Le bal des Anciens et des Modernes.
Depuis toujours, le passé et l’avenir sont au centre de toutes les polémiques. Certains pensent que c’était mieux avant. Ils précisent rarement, d’ailleurs, quand ce situe cet "avant" ! Était-ce dans ces siècles pas si lointains lorsque les paysans cultivaient "bio" sans le savoir et mouraient à la tâche à quarante ans ? Était-ce lorsque, faute de vaccins, les pandémies fauchaient des millions de vies, riches et pauvres pour une fois confondus ? Était-ce la Belle Époque lorsque les lavandières rinçaient dans l’eau glacée d’une Seine polluée d’immondices les linges des bourgeois ? Était-ce avant la guerre ? Était-ce après la guerre ? Savent-ils même laquelle ?
D’autres pensent au contraire que nous vivons une époque formidable. Elle préserve la vie des nouveau-nés avant de les envoyer à l’école dès l’âge de trois ans pour leur apprendre à maîtriser la 5G. Elle donne aux travailleurs jusqu’à quatre semaines de congés-payés par an pour visiter la Corrèze, Palavas-les Flots ou la Papouasie-Nouvelle-Guinée. Elle soulage la ménagère grâce aux appareils de nettoyage, de lavage, de lessivage et d’époussetage saturés de chimie et d’électronique et leur offre ainsi du temps libre pour lire Gaston Bachelard, Michel Onfray ou même Bernard-Henri Lévy. Et elle laisse vivre ses vieux jusqu’à des quatre-vingt-dix-neuf ans en dépit de programmes "télé" rédhibitoires.

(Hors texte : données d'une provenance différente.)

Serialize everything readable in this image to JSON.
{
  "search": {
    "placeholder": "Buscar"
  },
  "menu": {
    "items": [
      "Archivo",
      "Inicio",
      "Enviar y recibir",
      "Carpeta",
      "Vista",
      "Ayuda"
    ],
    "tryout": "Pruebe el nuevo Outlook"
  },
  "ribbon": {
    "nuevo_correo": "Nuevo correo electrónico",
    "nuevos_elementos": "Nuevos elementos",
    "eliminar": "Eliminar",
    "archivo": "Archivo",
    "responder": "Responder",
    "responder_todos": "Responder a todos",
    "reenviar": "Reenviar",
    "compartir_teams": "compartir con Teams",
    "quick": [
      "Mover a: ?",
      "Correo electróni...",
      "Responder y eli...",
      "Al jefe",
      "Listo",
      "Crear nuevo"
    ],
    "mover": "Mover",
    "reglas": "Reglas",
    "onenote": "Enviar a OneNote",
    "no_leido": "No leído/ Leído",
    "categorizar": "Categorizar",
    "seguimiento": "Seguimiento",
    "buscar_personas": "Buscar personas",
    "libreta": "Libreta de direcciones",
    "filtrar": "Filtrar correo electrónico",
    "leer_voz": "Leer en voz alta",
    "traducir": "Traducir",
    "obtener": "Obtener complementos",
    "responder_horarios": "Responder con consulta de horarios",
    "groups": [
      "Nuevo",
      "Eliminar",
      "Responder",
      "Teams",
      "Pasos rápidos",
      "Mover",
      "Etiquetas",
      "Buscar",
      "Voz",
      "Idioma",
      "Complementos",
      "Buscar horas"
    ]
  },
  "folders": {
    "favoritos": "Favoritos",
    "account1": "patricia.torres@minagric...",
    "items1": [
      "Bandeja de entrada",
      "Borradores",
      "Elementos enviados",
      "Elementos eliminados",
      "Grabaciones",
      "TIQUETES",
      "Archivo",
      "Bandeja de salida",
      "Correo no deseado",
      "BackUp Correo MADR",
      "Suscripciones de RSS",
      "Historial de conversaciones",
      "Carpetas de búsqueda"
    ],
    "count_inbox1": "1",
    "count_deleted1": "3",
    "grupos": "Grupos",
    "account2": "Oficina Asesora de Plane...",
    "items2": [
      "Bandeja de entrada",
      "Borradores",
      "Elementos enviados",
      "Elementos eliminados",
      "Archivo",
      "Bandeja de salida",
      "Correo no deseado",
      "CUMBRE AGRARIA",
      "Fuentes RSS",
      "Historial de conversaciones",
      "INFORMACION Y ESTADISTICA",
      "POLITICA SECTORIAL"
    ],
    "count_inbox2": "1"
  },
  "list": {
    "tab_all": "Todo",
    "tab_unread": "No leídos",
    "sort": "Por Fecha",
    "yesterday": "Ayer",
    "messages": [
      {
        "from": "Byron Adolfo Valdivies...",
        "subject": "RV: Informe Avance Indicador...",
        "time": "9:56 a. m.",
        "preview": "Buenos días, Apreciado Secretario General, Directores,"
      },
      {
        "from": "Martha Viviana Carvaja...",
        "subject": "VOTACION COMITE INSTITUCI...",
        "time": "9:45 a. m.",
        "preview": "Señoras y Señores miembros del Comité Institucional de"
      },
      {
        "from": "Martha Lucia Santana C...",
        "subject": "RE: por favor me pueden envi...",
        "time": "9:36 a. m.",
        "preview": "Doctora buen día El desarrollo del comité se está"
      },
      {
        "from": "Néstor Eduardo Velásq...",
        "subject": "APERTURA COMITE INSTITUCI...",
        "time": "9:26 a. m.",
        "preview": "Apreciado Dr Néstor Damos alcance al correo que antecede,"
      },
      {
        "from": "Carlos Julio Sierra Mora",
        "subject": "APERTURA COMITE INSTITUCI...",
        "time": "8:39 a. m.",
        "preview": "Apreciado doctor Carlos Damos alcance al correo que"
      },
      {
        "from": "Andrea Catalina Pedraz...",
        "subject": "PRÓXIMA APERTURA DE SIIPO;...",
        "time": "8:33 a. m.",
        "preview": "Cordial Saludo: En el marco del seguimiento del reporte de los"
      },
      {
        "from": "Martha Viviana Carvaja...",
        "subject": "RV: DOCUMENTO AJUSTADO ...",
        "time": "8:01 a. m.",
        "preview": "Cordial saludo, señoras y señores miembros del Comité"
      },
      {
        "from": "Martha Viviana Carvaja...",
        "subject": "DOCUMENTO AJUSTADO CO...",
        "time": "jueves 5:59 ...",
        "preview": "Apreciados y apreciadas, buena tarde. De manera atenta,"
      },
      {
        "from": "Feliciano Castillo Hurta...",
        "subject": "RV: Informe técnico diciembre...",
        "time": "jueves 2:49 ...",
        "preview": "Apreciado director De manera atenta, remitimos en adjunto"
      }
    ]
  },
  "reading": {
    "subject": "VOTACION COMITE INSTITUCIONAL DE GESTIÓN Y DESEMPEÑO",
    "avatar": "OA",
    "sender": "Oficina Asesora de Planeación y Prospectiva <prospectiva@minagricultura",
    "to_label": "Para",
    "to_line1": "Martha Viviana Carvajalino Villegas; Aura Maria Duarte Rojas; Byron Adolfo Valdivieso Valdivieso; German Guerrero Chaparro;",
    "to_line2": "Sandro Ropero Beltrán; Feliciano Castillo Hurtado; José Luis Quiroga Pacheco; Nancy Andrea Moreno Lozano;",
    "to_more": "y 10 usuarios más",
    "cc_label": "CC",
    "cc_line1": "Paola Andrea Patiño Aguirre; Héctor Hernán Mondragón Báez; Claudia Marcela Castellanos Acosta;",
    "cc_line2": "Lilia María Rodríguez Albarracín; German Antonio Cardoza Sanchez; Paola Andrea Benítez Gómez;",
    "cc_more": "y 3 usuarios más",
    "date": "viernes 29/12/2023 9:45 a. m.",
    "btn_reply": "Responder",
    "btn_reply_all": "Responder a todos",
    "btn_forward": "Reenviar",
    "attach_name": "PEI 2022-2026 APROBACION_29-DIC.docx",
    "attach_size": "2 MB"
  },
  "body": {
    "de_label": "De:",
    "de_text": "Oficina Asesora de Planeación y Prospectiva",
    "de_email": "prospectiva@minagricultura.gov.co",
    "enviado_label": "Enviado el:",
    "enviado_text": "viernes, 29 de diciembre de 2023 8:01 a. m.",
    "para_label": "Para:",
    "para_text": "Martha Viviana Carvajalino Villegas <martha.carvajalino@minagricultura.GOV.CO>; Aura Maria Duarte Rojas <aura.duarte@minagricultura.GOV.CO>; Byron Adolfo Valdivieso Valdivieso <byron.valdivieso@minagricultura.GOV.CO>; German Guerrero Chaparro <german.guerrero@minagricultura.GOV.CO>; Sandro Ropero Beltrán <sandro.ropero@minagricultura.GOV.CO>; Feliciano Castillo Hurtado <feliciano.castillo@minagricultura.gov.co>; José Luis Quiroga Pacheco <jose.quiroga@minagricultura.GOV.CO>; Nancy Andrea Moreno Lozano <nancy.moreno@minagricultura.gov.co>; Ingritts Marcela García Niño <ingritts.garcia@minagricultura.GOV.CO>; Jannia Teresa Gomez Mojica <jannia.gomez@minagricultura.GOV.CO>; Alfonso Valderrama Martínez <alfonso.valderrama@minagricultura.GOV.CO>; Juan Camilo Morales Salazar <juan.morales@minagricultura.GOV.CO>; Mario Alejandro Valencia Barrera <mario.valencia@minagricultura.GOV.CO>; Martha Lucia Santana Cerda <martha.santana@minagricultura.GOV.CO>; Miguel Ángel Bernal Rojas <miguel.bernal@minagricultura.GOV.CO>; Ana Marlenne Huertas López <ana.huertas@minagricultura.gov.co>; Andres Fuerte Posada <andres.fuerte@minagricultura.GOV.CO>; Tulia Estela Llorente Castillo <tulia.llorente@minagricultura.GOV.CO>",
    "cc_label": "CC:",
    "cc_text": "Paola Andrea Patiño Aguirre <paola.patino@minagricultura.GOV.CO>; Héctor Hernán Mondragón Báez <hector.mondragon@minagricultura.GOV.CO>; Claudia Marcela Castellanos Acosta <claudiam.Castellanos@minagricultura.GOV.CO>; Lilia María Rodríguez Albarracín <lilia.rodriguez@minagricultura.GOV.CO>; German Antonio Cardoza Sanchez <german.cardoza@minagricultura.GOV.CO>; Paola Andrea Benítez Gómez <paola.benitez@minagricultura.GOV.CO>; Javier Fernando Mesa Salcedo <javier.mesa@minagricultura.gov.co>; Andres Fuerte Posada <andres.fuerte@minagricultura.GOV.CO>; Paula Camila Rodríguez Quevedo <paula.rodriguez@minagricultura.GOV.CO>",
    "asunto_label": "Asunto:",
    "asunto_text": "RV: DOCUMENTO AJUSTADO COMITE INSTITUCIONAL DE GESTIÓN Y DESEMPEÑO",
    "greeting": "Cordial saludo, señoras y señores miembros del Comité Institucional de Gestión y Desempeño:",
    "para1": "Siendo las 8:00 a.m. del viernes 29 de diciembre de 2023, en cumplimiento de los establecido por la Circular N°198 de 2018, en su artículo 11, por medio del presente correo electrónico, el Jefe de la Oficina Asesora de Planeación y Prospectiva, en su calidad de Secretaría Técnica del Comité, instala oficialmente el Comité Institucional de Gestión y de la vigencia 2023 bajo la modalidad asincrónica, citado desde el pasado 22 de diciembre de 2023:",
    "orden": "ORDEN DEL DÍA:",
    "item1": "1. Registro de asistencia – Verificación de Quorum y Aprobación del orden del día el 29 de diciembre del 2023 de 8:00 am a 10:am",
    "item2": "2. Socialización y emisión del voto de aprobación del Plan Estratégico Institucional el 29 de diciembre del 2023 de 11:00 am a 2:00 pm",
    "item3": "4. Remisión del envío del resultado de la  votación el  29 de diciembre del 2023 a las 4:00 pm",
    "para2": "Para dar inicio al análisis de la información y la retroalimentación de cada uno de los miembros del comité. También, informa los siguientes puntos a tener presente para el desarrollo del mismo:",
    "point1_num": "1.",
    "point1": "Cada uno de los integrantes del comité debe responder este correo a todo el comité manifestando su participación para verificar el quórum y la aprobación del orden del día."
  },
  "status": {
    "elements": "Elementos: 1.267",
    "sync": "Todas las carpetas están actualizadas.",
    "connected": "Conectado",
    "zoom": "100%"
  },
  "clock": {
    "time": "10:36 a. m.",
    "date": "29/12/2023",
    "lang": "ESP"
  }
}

En réalité, les Anciens et les Modernes se sont depuis toujours querellés. Hérodote était certes encensé par Cicéron mais critiqué par Plutarque. Boileau s’en tenait aux règles poétiques d’Aristote quand Charles Perrault vantait les mérites de Jean Desmarets de Saint-Sorlin. L’Institut recommandait au train de ne jamais dépasser les trente kilomètres par heure par crainte d’étouffement des passagers mais Jules Verne envoyait Michel Ardan sur la lune. Les adhérents de la Confédération Paysanne militent contre l’utilisation de graines génétiquement modifiées et, en même temps, Laurent Alexandre réclame des subsides publics pour les chercheurs en Intelligence Artificielle.
C’est que les anciens cultivent plutôt la nostalgie de leur enfance. Quand leurs parents les laissaient encore aller à l’école à pied et qu’ils en profitaient pour faire les quatre cents coups. Quatre cents coups qui restaient au demeurant à l’échelle de leurs possibilités car, alors, à la campagne comme à la ville, il y avait toujours quelqu’un quelque part qui les voyait et, éventuellement, les houspillait en riant dans sa barbe au souvenir du temps jadis où lui-même grimpait aux arbres pour dénicher les oiseaux. Ces temps idylliques sont aujourd’hui révolus. Les parents emmènent écologiquement leurs progénitures en voiture jusqu’au portail même de l’établissement à moins qu’ils ne les abandonnent au si mal nommé car de "ramassage". Le souvenir de cette liberté d’autrefois taraude les grands-parents ; il taraudera demain les enfants. La nostalgie est de toutes les époques.
Les modernes quant à eux rêvent d’inscrire la modernité dans leur quotidien immédiat. Ne plus cuisiner soi-même par exemple de peur de se salir les mains et tapoter simplement sur son smartphone deux ou trois occurrences pour voir le repas "scientifiquement équilibré et bio de proximité" livré à domicile par des drones ou des robots motocyclistes. Se laisser guider par les algorithmes des GAFA jusqu’à la salle de gymnastique pour pratiquer une randonnée virtuelle sur tapis roulant ou leur confier le soin de rencontrer sans risque ou presque le ou la partenaire de sa vie. La paresse est de toutes les époques.
Mais le passé ne meurt jamais tout à fait et l’avenir du futur attendra bien demain. C’est pourquoi c’est toujours le bon moment de garder le lien avec ceux qui nous ont fait par une fleur, une visite ou une simple pensée.